Four Explorers Discuss How They Use Their Expeditions To Promote Environmental Consciousness, Inspiring Public Action To Mitigate Climate Change
Explorer Tim Jarvis recalls getting lost in the bush in Malaysia at the age of 12, and finding his way home by walking east towards the coast. “I always carried a compass with me. I remember finding my way through a section of jungle in Johor, and it gave me a real sense of satisfaction having done that. That feeling of resourcefulness that you can negotiate the outdoors with a bit of skill and self-reliance really stuck with me.”
Jarvis describes his expeditions as being an extension of this inquisitiveness, and attributes his environmental activism to a love of the outdoors, and the increasing realisation that we need to protect it.
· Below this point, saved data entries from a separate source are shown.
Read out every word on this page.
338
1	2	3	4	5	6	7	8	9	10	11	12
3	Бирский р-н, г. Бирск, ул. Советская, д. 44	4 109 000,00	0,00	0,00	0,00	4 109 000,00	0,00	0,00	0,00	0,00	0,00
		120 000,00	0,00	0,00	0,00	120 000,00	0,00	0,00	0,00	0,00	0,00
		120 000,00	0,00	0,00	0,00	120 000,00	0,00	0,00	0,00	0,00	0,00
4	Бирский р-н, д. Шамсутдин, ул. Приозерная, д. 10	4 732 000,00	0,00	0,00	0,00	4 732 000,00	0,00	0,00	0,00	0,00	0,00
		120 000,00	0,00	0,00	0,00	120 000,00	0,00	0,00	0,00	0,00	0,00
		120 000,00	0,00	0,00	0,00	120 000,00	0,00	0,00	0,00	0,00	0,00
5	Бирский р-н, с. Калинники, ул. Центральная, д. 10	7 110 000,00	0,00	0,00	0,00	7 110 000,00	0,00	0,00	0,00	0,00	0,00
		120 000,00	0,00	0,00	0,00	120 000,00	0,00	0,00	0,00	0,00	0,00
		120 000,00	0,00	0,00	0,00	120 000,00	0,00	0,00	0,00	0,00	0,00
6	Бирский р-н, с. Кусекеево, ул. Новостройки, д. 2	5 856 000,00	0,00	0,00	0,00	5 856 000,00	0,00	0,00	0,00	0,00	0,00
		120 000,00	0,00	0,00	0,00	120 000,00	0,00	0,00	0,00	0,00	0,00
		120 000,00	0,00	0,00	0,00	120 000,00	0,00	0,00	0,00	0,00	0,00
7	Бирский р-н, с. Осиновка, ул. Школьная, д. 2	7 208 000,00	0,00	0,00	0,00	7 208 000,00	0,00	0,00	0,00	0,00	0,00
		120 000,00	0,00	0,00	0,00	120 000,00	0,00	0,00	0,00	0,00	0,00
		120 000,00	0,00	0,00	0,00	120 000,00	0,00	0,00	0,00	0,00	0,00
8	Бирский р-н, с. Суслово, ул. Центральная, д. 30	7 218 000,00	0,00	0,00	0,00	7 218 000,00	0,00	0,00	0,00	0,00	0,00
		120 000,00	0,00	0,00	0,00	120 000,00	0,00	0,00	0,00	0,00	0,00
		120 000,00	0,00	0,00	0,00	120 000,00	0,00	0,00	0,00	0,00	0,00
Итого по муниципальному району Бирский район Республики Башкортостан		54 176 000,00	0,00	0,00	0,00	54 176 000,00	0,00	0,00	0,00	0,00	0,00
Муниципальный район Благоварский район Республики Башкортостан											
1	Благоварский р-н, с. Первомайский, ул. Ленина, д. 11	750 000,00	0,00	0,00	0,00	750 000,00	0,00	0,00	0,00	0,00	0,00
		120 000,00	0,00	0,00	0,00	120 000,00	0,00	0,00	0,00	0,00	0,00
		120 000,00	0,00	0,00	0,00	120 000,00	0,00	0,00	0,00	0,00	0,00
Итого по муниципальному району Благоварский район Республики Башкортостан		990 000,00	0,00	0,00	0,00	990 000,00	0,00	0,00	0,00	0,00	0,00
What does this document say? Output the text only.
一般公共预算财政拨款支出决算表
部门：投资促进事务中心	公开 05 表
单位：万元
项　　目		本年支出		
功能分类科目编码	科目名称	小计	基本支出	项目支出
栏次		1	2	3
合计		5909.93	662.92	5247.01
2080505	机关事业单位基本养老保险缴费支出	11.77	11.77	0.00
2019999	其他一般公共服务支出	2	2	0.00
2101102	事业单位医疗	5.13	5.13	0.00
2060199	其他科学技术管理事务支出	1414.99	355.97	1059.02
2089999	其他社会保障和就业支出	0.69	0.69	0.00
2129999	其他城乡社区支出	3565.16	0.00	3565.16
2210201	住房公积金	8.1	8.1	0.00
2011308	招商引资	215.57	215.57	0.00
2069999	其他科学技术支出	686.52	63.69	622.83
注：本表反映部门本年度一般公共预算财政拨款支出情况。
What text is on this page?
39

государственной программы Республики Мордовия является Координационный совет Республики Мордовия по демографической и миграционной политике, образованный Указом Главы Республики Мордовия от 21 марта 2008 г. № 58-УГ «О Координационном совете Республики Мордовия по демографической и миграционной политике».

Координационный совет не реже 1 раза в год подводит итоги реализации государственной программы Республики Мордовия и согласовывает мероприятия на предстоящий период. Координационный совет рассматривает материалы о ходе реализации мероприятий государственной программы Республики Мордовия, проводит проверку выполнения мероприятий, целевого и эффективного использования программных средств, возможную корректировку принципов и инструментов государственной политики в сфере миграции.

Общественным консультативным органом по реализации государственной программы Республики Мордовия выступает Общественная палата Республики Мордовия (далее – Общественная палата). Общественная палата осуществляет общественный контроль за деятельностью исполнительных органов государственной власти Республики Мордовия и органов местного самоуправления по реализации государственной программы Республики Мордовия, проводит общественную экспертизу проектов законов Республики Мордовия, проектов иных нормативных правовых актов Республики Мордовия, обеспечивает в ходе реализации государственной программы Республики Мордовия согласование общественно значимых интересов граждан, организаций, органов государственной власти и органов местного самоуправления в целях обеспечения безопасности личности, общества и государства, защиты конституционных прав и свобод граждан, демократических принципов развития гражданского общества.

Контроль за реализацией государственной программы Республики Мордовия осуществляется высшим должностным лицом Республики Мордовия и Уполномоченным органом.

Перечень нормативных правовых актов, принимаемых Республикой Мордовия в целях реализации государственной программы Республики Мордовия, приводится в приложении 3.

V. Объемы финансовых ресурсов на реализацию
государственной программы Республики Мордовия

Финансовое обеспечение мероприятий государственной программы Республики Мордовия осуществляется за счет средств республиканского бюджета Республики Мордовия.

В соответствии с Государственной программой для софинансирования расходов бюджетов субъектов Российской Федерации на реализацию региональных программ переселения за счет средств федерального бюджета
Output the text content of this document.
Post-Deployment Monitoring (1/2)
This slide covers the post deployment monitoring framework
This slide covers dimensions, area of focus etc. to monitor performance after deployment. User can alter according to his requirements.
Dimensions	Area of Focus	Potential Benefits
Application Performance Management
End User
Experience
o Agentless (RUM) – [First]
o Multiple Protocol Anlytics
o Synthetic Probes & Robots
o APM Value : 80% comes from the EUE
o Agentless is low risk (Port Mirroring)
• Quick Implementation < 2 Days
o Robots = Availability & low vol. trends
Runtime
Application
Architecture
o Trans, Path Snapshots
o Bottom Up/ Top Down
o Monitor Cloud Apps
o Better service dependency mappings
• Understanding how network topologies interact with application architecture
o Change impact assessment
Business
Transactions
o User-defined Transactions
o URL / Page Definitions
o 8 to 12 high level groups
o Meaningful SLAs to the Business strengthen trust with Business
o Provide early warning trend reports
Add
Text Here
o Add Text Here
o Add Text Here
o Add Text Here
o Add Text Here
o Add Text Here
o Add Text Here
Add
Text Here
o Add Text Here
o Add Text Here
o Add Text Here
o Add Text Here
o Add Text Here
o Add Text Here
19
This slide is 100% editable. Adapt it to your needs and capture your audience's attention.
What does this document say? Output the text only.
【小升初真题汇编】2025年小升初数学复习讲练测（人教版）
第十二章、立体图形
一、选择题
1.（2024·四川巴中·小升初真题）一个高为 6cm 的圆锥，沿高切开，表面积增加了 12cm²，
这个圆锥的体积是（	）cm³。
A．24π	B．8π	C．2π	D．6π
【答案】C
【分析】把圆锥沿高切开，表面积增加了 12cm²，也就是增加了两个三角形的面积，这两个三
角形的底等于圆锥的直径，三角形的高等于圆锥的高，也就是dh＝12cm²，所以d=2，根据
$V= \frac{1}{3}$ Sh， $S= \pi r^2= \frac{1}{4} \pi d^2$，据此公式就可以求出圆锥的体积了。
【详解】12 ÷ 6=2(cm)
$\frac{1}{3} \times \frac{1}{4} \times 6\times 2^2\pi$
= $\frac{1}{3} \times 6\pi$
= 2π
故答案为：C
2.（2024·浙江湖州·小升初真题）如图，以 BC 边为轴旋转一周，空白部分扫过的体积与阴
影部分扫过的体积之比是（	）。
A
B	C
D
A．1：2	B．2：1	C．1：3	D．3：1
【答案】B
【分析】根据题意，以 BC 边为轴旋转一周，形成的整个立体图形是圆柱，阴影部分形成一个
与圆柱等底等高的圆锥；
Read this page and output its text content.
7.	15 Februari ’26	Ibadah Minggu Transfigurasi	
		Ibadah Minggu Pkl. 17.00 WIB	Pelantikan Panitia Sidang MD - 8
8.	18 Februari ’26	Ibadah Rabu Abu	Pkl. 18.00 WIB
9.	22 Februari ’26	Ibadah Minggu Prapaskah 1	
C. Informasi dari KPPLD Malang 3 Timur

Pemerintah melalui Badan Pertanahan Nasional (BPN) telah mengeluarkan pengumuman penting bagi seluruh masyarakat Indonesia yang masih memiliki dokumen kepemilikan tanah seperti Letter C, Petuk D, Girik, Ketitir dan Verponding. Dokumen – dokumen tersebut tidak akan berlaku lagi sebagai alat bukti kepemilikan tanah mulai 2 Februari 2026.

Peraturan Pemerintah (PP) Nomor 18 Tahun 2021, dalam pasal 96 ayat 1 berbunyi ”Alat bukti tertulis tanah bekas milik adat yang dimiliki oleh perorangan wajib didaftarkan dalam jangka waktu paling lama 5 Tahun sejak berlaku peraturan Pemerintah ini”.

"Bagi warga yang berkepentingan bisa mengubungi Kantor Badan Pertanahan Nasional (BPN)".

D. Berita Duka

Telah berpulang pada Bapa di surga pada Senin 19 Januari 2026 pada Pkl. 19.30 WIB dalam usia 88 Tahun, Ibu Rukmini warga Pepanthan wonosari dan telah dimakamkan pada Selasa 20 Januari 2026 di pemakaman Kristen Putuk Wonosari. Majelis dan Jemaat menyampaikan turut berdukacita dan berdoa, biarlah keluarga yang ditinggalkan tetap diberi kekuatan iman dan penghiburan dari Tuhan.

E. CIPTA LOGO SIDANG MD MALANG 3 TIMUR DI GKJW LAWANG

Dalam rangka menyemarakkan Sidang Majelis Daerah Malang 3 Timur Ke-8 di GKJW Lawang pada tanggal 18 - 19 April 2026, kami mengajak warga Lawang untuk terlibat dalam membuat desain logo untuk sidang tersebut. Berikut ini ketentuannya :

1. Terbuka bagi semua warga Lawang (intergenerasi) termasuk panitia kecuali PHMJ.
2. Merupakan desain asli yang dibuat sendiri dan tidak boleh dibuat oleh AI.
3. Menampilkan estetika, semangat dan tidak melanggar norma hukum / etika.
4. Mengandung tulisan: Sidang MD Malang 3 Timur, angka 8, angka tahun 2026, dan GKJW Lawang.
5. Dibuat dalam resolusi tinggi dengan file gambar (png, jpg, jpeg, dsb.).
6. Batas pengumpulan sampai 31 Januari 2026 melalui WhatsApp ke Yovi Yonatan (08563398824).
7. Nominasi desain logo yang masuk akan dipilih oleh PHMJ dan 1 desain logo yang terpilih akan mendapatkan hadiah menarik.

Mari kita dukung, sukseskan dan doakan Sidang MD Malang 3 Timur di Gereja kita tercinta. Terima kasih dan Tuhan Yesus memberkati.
This led him to study environmental science and environmental law. “I now find that my expeditions, and the books and films I do, give me a wonderful vehicle to communicate environmentalism to people, when they might otherwise not listen,” he says.
Jarvis conducted his first major expedition in 1996, walking 500 kilometres across the ice sheet of Spitsbergen in the Norwegian Arctic, unsupported. The early 1990s was in the infancy of the GPS, so he navigated with paper maps and compasses. “Polar bears were stalking us, so I had to learn to use a gun, and navigate very accurately. There’s not much margin for error,” he shares.
Three years later, he was joined by fellow adventurer Peter Treseder, completing the fastest unsupported journey to the South Pole, covering 1,580 kilometres in 47 days.
He then completed an unsupported crossing of the Great Victoria Desert in 2001, walking 1,100 kilometres. The next year he set offf or the North Pole, crossing 400 kilometres of frozen Arctic ocean.